Earlier in the session, a similar property rights amendment backed by Sen. Mark Obenshain was scuttled in a subcommittee. Obenshain noted on his Facebook page that it wasn’t a “huge surprise, as the subcommittee is actually more hostile to property rights than the full Privileges & Elections (P&E) Committee.
How can Virginia politicians be hostile to property rights? Because like their sloppy and corrupt handling of the state budget, it’s part of the Virginia Way. And this antipathy isn’t reserved to legislators. It also includes the bureaucrats in charge of Virginia’s anti-terrorism initiatives.
As attorney Jeremy Hopkins noted, a “Virginia Department of Emergency Management’s training manual (‘Terrorism & Security Awareness Orientation for State Employees’) has labeled ‘property rights activists’ as terrorists.”
Yes, indeed, those dangerous folks at the Farm Bureau, the Family Foundation, Tertium Quids and other groups are, in the minds of the state’s anti-terrorism Pooh-Bahs, in the same league as al-Qaida. Once this became public knowledge, the state changed its definition to “’property rights extremists: anti-eminent domain.’”
So…if, say a local housing authority tries to takes your land and you take them to court over the matter, the state may consider you an extremist. One can only imagine what they might consider you if you dare speak up on eminent domain reform before a General Assembly committee.
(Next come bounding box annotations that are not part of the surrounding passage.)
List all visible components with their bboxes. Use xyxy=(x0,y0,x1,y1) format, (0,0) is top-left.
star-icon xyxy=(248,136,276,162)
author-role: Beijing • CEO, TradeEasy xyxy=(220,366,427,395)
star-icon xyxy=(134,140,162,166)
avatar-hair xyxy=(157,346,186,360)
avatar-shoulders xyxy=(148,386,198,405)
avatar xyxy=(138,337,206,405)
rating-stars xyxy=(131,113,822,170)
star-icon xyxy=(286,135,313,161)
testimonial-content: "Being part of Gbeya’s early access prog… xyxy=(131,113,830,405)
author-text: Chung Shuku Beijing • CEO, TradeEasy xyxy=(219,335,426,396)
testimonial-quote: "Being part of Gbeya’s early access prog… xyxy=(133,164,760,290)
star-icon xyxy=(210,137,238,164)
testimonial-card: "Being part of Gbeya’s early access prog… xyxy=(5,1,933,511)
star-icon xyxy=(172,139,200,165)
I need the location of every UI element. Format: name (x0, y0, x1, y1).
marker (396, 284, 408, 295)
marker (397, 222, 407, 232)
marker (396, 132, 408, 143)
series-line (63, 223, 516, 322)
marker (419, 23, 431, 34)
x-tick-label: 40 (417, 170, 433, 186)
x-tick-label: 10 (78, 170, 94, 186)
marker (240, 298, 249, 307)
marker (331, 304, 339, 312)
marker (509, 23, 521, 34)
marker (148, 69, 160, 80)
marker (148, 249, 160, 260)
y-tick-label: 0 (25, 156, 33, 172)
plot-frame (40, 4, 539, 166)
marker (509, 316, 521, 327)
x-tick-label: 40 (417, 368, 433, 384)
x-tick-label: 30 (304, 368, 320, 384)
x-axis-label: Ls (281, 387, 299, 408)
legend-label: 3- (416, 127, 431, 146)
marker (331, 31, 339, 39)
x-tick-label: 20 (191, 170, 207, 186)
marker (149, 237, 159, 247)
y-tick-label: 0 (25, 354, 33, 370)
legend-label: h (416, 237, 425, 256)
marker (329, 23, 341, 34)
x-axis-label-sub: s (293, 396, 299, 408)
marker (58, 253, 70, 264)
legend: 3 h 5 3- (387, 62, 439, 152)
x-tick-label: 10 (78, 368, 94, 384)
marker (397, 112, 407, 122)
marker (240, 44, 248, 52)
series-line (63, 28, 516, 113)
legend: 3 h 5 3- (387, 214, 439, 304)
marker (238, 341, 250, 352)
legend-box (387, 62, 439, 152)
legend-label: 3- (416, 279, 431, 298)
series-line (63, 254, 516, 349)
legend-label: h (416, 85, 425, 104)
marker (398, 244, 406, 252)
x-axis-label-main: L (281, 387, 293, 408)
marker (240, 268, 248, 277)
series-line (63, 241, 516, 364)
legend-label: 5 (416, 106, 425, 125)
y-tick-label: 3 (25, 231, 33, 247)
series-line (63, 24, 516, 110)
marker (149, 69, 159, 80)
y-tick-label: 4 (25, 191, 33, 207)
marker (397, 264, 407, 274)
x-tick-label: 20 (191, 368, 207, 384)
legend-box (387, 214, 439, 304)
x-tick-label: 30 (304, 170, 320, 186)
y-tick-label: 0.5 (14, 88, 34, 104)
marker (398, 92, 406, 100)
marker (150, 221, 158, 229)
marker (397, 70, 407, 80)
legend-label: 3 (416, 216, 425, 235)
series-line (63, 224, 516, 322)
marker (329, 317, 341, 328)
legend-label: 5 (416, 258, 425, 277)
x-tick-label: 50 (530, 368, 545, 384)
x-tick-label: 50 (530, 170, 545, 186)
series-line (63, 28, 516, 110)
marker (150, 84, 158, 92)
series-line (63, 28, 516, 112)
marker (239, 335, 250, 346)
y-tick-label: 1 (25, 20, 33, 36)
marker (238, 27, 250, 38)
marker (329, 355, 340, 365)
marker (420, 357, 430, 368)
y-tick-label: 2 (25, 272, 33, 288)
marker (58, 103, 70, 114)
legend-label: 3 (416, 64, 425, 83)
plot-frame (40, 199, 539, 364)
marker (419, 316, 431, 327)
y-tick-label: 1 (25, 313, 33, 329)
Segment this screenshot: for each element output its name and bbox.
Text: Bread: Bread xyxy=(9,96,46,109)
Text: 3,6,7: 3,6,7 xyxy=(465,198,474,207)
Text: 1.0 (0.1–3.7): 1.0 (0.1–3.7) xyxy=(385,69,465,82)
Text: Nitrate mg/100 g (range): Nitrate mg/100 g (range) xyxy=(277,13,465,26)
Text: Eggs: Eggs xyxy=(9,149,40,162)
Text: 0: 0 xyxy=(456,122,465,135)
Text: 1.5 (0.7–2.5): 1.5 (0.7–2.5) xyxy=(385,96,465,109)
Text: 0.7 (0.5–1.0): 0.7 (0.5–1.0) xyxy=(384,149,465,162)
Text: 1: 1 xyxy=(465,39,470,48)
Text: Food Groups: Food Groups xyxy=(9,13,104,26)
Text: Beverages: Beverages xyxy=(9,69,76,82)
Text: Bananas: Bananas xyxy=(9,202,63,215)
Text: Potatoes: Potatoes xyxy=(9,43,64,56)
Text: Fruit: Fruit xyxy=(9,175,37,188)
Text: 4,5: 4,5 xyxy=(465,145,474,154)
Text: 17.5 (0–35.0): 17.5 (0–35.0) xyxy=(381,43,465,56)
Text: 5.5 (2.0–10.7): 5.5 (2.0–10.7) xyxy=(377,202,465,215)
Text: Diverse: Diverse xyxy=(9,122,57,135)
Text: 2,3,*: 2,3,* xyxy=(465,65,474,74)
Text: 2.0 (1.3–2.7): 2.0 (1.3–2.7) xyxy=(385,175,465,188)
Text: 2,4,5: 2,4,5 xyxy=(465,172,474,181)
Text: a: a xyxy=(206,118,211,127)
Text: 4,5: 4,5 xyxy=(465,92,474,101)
But we already have an idea of what might happen. Last year, a narrow property rights bill carried by House minority leader Ward Armstrong was defeated in the Senate after some members took exception to the tone of one of the people—Henry Howell, III, son of legendary liberal firebrand and Lt. Gov. Henry Howell — testifying on the measure.
Howell must have counted himself fortunate he wasn’t carted away in irons.
Though it would have gotten the pathetic Richmond press corps’ attention.